The OECD has warned that “continued and deepening trade policy tensions” have created an “increasingly fragile and uncertain” outlook for the world economy as it slashed its global growth projections.
“Escalating trade policy tensions are taking an increasing toll on confidence and investment, adding to policy uncertainty, weighing on risk sentiment in financial markets, and endangering future growth prospects,” the Organization for Economic Co-operation and Development said in its Interim Economic Outlook, published on Wednesday.
“Collective effort is urgent to halt the build-up of trade-distorting tariffs and subsidies, and to restore a transparent and predictable rules-based system that encourages businesses to invest,” it said.

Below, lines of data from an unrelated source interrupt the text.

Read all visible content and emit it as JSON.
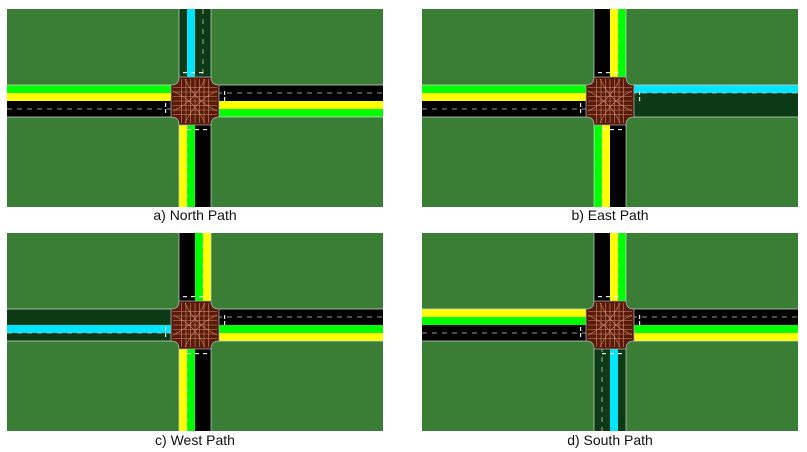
{
  "colors": {
    "grass": "#3a7d35",
    "road": "#000000",
    "road_dark": "#0b3a14",
    "lane_green": "#00ff00",
    "lane_yellow": "#ffff00",
    "lane_cyan": "#00e5ff",
    "junction": "#5a1a08"
  },
  "panels": [
    {
      "caption": "a) North Path",
      "legs": {
        "north": [
          "road_dark",
          "lane_cyan",
          "road_dark",
          "road_dark"
        ],
        "south": [
          "lane_yellow",
          "lane_green",
          "road",
          "road"
        ],
        "west": [
          "lane_green",
          "lane_yellow",
          "road",
          "road"
        ],
        "east": [
          "road",
          "road",
          "lane_yellow",
          "lane_green"
        ]
      }
    },
    {
      "caption": "b) East Path",
      "legs": {
        "north": [
          "road",
          "road",
          "lane_yellow",
          "lane_green"
        ],
        "south": [
          "lane_green",
          "lane_yellow",
          "road",
          "road"
        ],
        "west": [
          "lane_green",
          "lane_yellow",
          "road",
          "road"
        ],
        "east": [
          "lane_cyan",
          "road_dark",
          "road_dark",
          "road_dark"
        ]
      }
    },
    {
      "caption": "c) West Path",
      "legs": {
        "north": [
          "road",
          "road",
          "lane_green",
          "lane_yellow"
        ],
        "south": [
          "lane_yellow",
          "lane_green",
          "road",
          "road"
        ],
        "west": [
          "road_dark",
          "road_dark",
          "lane_cyan",
          "road_dark"
        ],
        "east": [
          "road",
          "road",
          "lane_green",
          "lane_yellow"
        ]
      }
    },
    {
      "caption": "d) South Path",
      "legs": {
        "north": [
          "road",
          "road",
          "lane_yellow",
          "lane_green"
        ],
        "south": [
          "road_dark",
          "road_dark",
          "lane_cyan",
          "road_dark"
        ],
        "west": [
          "lane_yellow",
          "lane_green",
          "road",
          "road"
        ],
        "east": [
          "road",
          "road",
          "lane_green",
          "lane_yellow"
        ]
      }
    }
  ]
}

The international economic policy and research institution forecast that the world economy will grow by just 2.9 per cent this year, down from 3.6 per cent last year and a reduction of 0.3 percentage points from its May forecast. That would mark the slowest global growth since the 2008-09 financial crisis. It doesn’t expect 2020 will look much better, projecting expansion of just 3 per cent next year, down from 3.4 per cent in May.
The OECD said the continuing U.S.-China trade dispute has pummelled global export demand, stifled manufacturing activity and slowed business investment to a crawl. It characterized global trade as “exceptionally weak,” noting that trade volumes declined in the second quarter. It added that uncertainty surrounding Brexit and the recent drone strikes on Saudi oil facilities are adding to already elevated instability.
Canada was one of the few bright spots among advanced economies in the updated outlook, as the OECD increased its 2019 growth estimate to 1.5 per cent from 1.3 per cent, reflecting the country’s much stronger-than-expected economy in the second quarter. But the OECD slashed its growth projection for 2020 to 1.6 per cent from 2 per cent, as the impact from global trade woes sinks in.
The OECD’s new 2019 projection is higher than the Bank of Canada’s most recent forecast of 1.3 per cent issued in July. But its 2020 call is lower than the Bank of Canada’s 1.9 per cent. The Canadian central bank will issue its own quarterly update of its projections at the end of October.
While the OECD report applauded Canada’s “strong job and real wage growth” as a key source of economic strength over this year and next, it warned that the deteriorating global trade environment will weigh on exports and business investment.
Toronto-Dominion Bank also trimmed its growth forecasts on Wednesday – coincidentally, matching the OECD forecasts for Canada and the world. Beata Caranci, chief economist at TD, said that while Canada’s economy over all hasn’t yet suffered major damage from the trade war and the global slowdown, the cracks have begun to show.
“It’s evident that things like manufacturing have not been doing well. It mirrors what we’re seeing in the U.S. and globally,” Ms. Caranci said. “We’ve seen it in [slowing] business investment, too.”
The outlook for the United States took a serious hit from the trade tensions. The OECD cut its 2019 growth forecast to 2.4 per cent from 2.8 per cent, and its 2020 forecast to 2 per cent from 2.3 per cent.
The agency lowered its China growth forecasts to 6.1 per cent in 2019 and 5.7 per cent in 2020, down 0.1 and 0.3 percentage points, respectively.
It estimated that the tariffs imposed by the United States and China against each other, if they remain in place, would reduce global gross domestic product by about 0.6 per cent over the next two years combined. The impact would be greater on China, with a drag on its GDP of about 1 per cent, and on the United States, with an estimated hit of about 0.7 per cent.
“China and the United States would be most affected by these shocks, but all economies are adversely affected by rising uncertainty, with business investment impacted severely in the major economies,” the report said.
And it warned that things could get worse.
“Significant downside risks could further weaken growth,” it said. “Risks remain that U.S.-China trade tensions will intensify and spill into new areas, further disrupting supply networks, reducing and distorting trade, and weighing on confidence, growth and jobs.”